When portfolio managers talk about strategies for success, they will often refer to risk diversification and money management. These strategies separate those investors who are successful because of knowledge and skill from those who are merely lucky. Now, don't be mistaken, luck isn't a bad thing to have, but possessing foundational skills will ultimately lead to success. In this article we'll discuss the bond ladder, a bond investing strategy that is based on a relatively simple concept that many investors (and professionals) fail to use or even understand. (If you aren't too familiar with bonds, check out the Bond Basics tutorial before reading further.)

A bond ladder is a strategy that attempts to minimize risks associated with fixed-income securities while managing cash flows for the individual investor. Specifically, a bond ladder, which attempts to match cash flows with the demand for cash, is a multi-maturity investment strategy that diversifies bond holdings within a portfolio. It reduces the reinvestment risk associated with rolling over maturing bonds into similar fixed-income products all at once. It also helps manage the flow of money, ensuring a steady stream of cash flows throughout the year.

In simpler terms, a bond ladder is the name given to a portfolio of bonds with different maturities. Suppose you had $50,000 to invest in bonds. By using the bond ladder approach, you could buy five different bonds each with a face value of $10,000 or even 10 different bonds each a with face value of $5,000. Each bond, however, would have a different maturity. One bond might mature in one year, another in three years and the remaining bonds might mature in five-plus years - each bond would represent a different rung on the ladder.

Why Use A Bond Ladder?
There are two main reasons to use the ladder approach. First, by staggering the maturity dates, you won't be locked into one particular bond for a long duration. A big problem with locking yourself into a bond for a long period of time is that you can't protect yourself from bull and bear bond markets. If you invested the full $50,000 into one single bond with a yield of 5% for a term of 10 years, you wouldn't be able to capitalize on increasing or decreasing interest rates.

For example, if interest rates hit a bottom five years (at maturity) after purchasing the bond, then your $50,000 would be stuck with a low interest rate if you wanted to buy another bond. By using a bond ladder, you smooth out the fluctuations in the market because you have a bond maturing every year (or thereabouts).

The second reason for using a bond ladder is that it provides investors with the ability to adjust cash flows according to their financial situation. For instance, going back to the $50,000 investment, you can guarantee a monthly income based upon the coupon payments from the laddered bonds by picking ones with different coupon dates. This is more important for retired individuals because they depend on the cash flows from investments as a source of income. If you are not dependent on the income, by having steadily maturing bonds, you will have access to relatively liquid money. If you suddenly lose your job or unexpected expenses arise, then you will have a steady source of funds to use as required.

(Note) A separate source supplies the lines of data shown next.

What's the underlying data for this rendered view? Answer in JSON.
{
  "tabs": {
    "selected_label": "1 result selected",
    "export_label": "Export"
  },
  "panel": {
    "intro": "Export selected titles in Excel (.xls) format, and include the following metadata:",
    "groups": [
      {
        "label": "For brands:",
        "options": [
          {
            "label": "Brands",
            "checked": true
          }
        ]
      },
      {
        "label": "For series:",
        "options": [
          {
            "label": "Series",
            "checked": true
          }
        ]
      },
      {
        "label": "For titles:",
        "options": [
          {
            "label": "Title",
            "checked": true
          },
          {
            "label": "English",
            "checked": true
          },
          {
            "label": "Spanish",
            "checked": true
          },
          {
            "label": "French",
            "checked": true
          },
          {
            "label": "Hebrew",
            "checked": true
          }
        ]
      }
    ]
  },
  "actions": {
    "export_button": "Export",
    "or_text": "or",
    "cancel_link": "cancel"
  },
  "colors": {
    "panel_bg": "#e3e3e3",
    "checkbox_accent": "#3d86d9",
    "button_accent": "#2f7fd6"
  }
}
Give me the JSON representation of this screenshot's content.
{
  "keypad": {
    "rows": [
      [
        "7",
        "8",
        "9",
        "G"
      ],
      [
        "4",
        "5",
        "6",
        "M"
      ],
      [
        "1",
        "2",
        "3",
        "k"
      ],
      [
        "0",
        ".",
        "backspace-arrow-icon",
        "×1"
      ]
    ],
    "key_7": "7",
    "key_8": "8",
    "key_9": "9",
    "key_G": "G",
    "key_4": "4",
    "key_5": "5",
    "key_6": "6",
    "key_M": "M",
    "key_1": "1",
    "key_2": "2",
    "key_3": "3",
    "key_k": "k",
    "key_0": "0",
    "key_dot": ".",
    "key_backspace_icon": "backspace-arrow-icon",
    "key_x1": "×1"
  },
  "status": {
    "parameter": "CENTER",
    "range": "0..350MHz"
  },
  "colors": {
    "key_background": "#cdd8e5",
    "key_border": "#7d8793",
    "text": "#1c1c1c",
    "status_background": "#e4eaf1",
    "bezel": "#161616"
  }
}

How To Create A Bond Ladder
The ladder itself is very simple to create - just picture an actual ladder:

  • Rungs - By taking the total dollar amount that you are planning to invest and dividing it equally by the total number of years for which you wish to have a ladder, you will arrive at the number of bonds for this portfolio, or the number of rungs on your ladder. The greater the number of rungs, the more diversified your portfolio will be and the better protected you will be from any one company defaulting on bond payments.
  • Height of the ladder - The distance between the rungs is determined by the duration between the maturity of the respective bonds. This can range anywhere from every few months to a few years. Obviously, the longer you make your ladder, the higher the average return should be in your portfolio since bond yields generally increase with time. However, this higher return is offset by reinvestment risk and the lack of access to the funds. Making the distance between the rungs very small reduces the average return on the ladder, but you have better access to the money.
  • Materials - Just like real ladders, bond ladders can be made of different materials. One straightforward approach to reducing exposure to risk is investing in different companies, but investments in products other than bonds are sometimes more advantageous depending on your needs. Debentures, government bonds, municipal bonds, Treasuries and certificates of deposit - each having different strengths and weaknesses - are all different products that you can use to make the ladder. One important thing to remember is that the products in your ladder should not be redeemable (or callable) by the issuer. This would be the equivalent to owning a ladder with collapsible rungs.

Conclusion
It's been said that a bond ladder shouldn't be attempted if investors do not have enough money to fully diversify their portfolio by investing in both stocks and bonds. The money needed to start a ladder that would have at least five rungs is usually between $10,000-$20,000. If you don't have this recommended amount, purchasing products such as bond funds might be more prudent, as the charges related to the product will be offset by the benefits of diversity that they provide. In either case, make sure that all your eggs aren't in one basket, so that you can control risk exposure, have greater access to emergency funds and have the opportunity to capitalize on ever-changing market conditions.